Friday, 25 October 2019
DANCE REVIEW: Cinderella - The Mayflower Theatre, Southampton.
Christopher Wheeldon’s production of Cinderella, performed this evening at the Mayflower Theatre, Southampton, was yet another exhibition of talent, performed by a cast of over 40. His originality and narrative flair was showcased brilliantly in his interesting and unique interpretation of the classic fairy tale, Cinderella.
For the most part, the set was minimalistic with the opening scene featuring a central grave, for Cinderella’s late mother, and the emerging tree. The tree, made up of various sheets of cloth hosting projections, wilted and changed with the seasons creating a moving image representing life. The tree reappeared at many points in Cinderella’s trajectory symbolising her mother’s presences in her journey through life into adulthood. The entire opening scene is hazed by a screen covering the front of the stage to create an ethereal and dreamlike state indicating the tone of the overture and thus constructing the foundations for the unveiling story.

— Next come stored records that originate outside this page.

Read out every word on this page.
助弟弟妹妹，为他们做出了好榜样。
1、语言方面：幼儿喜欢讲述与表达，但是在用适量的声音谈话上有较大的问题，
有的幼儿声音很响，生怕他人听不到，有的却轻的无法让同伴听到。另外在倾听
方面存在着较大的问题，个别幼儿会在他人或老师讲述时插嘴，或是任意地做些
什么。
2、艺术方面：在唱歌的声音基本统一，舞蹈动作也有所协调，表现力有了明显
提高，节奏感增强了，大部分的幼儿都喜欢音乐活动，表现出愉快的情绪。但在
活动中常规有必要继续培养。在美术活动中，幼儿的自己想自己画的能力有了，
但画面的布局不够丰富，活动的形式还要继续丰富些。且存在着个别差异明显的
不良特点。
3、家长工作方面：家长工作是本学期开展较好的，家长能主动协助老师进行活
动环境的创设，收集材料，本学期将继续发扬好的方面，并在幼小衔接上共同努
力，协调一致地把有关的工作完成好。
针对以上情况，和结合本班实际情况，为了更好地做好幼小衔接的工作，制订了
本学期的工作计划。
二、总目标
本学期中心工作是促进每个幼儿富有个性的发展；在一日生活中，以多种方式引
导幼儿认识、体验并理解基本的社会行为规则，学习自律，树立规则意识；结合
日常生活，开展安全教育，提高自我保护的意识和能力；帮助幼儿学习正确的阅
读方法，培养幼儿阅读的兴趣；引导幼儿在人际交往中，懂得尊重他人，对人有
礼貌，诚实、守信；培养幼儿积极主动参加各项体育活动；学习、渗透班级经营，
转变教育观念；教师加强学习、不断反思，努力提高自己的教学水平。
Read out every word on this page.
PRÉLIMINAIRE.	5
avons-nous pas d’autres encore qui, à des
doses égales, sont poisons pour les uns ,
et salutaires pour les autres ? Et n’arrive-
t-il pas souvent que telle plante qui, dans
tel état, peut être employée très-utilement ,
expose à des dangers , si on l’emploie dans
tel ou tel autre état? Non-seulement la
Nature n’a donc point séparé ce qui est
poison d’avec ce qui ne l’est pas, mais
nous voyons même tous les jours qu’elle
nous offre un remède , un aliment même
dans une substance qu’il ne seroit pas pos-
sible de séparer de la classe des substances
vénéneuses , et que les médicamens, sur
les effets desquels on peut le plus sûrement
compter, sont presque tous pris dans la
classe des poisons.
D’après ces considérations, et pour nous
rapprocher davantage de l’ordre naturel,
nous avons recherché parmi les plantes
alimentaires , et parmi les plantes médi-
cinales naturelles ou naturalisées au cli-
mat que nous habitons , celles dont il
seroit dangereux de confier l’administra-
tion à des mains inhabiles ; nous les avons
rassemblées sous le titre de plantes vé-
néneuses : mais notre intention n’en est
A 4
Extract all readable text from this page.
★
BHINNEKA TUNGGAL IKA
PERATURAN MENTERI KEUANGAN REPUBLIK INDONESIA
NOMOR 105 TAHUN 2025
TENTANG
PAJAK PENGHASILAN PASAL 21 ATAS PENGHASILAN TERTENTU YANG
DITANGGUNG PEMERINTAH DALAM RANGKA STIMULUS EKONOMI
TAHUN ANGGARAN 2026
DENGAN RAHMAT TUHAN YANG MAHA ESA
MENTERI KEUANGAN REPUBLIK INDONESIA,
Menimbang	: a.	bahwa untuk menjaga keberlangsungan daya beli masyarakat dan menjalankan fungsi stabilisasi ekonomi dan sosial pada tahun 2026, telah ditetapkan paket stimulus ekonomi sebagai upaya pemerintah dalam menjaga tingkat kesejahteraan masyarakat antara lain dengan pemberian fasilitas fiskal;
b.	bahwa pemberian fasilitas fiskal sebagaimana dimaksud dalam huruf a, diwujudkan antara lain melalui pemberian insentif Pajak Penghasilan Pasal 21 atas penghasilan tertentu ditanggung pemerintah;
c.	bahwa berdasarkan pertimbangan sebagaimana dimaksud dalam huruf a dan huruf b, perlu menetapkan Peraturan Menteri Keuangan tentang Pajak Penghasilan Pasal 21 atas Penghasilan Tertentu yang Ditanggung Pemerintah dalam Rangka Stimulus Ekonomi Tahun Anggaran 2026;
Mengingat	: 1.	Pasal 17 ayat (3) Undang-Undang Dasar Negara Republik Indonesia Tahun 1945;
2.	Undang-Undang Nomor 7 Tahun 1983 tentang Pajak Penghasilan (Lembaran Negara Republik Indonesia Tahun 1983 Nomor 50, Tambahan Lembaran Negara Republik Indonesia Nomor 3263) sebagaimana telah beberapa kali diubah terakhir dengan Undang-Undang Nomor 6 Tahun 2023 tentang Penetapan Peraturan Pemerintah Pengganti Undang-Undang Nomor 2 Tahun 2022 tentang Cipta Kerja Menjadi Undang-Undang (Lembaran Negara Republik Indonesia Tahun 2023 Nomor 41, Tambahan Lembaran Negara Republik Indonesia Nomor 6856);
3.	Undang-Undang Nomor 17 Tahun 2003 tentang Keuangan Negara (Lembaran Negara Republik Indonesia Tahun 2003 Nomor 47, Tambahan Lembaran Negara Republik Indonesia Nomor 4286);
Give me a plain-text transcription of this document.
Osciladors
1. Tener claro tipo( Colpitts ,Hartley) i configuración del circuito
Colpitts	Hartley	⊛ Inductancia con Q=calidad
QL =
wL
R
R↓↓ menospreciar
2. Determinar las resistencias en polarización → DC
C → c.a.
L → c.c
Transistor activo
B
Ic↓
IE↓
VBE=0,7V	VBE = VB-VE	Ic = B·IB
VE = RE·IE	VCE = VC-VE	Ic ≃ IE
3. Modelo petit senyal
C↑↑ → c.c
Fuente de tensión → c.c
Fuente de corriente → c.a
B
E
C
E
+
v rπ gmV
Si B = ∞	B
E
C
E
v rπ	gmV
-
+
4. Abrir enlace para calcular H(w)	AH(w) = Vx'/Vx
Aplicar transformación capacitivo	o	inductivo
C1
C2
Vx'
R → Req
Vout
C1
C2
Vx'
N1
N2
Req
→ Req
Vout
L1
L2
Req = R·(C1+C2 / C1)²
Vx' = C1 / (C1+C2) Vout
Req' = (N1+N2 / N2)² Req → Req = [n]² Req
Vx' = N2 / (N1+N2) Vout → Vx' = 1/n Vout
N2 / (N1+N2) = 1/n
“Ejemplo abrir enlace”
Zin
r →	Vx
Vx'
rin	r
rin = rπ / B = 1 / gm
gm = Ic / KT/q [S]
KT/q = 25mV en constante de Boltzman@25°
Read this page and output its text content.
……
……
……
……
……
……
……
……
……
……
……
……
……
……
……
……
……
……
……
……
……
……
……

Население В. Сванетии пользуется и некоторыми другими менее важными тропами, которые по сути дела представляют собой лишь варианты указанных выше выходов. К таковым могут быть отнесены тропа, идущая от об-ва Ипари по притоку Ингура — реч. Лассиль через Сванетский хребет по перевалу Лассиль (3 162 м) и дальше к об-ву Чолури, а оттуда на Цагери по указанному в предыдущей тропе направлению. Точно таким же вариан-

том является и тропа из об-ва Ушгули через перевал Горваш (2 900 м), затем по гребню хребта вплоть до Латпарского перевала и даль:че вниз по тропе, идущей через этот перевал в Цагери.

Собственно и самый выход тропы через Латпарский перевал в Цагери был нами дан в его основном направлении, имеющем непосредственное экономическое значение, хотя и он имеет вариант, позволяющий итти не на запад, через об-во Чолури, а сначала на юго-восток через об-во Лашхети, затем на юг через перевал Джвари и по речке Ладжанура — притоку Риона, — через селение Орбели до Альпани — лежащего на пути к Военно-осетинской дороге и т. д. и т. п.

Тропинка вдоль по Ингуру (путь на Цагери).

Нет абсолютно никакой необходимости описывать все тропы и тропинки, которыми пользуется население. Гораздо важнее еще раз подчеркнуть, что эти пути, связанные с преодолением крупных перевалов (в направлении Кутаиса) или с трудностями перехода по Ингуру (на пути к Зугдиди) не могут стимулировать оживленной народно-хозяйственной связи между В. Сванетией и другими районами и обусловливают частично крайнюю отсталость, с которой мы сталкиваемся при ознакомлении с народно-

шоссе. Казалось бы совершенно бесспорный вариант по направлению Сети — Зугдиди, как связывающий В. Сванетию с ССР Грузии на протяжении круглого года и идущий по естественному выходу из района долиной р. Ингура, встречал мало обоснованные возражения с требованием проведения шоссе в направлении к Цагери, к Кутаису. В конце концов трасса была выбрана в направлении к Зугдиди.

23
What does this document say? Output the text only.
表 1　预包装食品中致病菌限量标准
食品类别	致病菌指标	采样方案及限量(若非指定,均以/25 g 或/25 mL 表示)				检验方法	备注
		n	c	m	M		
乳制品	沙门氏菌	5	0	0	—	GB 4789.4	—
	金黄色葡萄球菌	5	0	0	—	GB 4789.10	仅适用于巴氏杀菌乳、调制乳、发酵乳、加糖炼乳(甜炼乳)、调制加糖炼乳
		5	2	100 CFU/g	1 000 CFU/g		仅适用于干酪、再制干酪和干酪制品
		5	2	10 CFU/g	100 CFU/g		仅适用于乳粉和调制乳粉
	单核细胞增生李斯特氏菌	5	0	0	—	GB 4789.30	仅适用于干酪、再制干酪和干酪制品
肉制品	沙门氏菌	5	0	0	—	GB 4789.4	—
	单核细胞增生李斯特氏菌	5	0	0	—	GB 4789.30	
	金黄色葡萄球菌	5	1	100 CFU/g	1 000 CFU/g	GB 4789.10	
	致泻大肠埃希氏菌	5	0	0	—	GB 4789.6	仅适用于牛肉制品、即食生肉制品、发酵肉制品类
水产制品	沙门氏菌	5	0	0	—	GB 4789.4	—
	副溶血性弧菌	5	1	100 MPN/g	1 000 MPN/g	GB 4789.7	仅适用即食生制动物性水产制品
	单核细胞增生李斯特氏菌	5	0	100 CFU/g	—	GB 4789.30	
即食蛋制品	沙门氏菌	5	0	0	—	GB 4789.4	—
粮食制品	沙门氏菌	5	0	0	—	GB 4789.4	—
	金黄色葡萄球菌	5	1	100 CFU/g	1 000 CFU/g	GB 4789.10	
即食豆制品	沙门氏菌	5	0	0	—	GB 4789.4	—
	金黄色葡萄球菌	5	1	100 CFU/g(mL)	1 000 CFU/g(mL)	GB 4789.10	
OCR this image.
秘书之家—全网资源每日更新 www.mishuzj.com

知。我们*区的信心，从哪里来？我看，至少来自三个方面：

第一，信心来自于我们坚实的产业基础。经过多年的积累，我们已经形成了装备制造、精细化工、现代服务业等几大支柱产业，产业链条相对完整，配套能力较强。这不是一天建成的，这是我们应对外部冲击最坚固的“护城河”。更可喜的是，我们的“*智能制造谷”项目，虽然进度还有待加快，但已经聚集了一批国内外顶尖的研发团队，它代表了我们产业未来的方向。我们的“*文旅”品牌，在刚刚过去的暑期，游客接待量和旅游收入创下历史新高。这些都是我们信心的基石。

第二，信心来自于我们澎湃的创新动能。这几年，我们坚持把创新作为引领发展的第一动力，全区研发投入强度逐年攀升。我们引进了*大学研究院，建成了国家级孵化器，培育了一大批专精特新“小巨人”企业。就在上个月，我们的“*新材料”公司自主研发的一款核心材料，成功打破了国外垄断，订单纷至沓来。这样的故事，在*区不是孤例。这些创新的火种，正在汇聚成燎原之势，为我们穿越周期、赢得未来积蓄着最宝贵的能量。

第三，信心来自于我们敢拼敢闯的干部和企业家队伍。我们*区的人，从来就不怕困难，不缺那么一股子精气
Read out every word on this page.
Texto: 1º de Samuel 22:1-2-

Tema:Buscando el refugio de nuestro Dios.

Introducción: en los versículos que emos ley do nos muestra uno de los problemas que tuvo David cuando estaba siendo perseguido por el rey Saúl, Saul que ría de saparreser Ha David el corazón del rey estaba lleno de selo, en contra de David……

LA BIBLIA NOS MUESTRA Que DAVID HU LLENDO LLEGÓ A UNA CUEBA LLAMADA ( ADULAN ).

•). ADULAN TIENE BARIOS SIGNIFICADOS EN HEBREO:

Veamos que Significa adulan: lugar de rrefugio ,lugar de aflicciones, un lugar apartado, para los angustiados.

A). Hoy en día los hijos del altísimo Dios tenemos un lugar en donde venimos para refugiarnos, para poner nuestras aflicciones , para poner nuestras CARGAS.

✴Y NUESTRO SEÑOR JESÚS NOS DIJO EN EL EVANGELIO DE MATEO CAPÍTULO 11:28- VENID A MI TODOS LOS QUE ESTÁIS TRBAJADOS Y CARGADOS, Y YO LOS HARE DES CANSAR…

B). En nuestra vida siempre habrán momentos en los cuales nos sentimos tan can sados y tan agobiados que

Throughout Cinderella’s performance she was accompanied by four chorus dancers dressing in blue and black rags. Their costumes created an interesting concept which I’m not sure I totally understood as they were electric blue and each man had silver metallic face paint. Nonetheless, they were very talented, acting as Cinderella’s wings lifting her. This was beautiful to watch. However, it worked best during the scenes in which the stage was lit by a blue wash and they blended in and Cinderella appeared independent. For the desired effect I feel black costumes would have been more successful.
Cinderella’s costume at the start of the play was a blue lace ragged dress which presented her as fragile, elegant and vulnerable, contrasting to the rich and vibrant dresses worn by her sisters. However, when she is transformed into her ball gown for the Prince’s dance she is dressed in the most beautiful gold costume supporting a lightweight canopy which created the shape of the carriage in which she rides to the ball. Combined with green moss wheel structures and dancers holding Ferris wheel styled horse heads, whilst Cinderella is raised by the four chorus dancers, this created a stunning visual which prompted a spontaneous audience applause. Pictures don’t do the image of her attending the ball justice, you must go and watch this for yourself. It is up there with those breath-taking moments in theatre which are like nothing else.
When Cinderella is prepared by the creatures of the forest led by the Fairy Godmother for the ball the entire ensemble is commissioned to individual elements of nature. The ensemble was made up of the four seasons, Spring, Summer, Autumn and Winter, a group of yellow birds and a collection of conkers. This was an interesting choice, particularly the incorporation of conkers, but somehow it worked in creating an idyllic fairytale setting. As they came together in the grand reveal of her new frock there was an almost magic buzz in the audience. This was enhanced by the intricate choreography and the dedicated attention to detail shown by each dancer.
The live orchestra in the performance was impressive providing a major element of a collaborative piece. For me, I felt the connection between the music and the dancers was a fundamental part of the story, creating a highly powerful narrative. There is always something so special about having a live orchestra as it creates a more organic atmosphere, specific to each performance.
There is so much more I could say about this performance, it was astonishing. It illustrated an inspiring level of talent and commitment through many years of hard work and to witness the product of that was an honour. Go and watch it!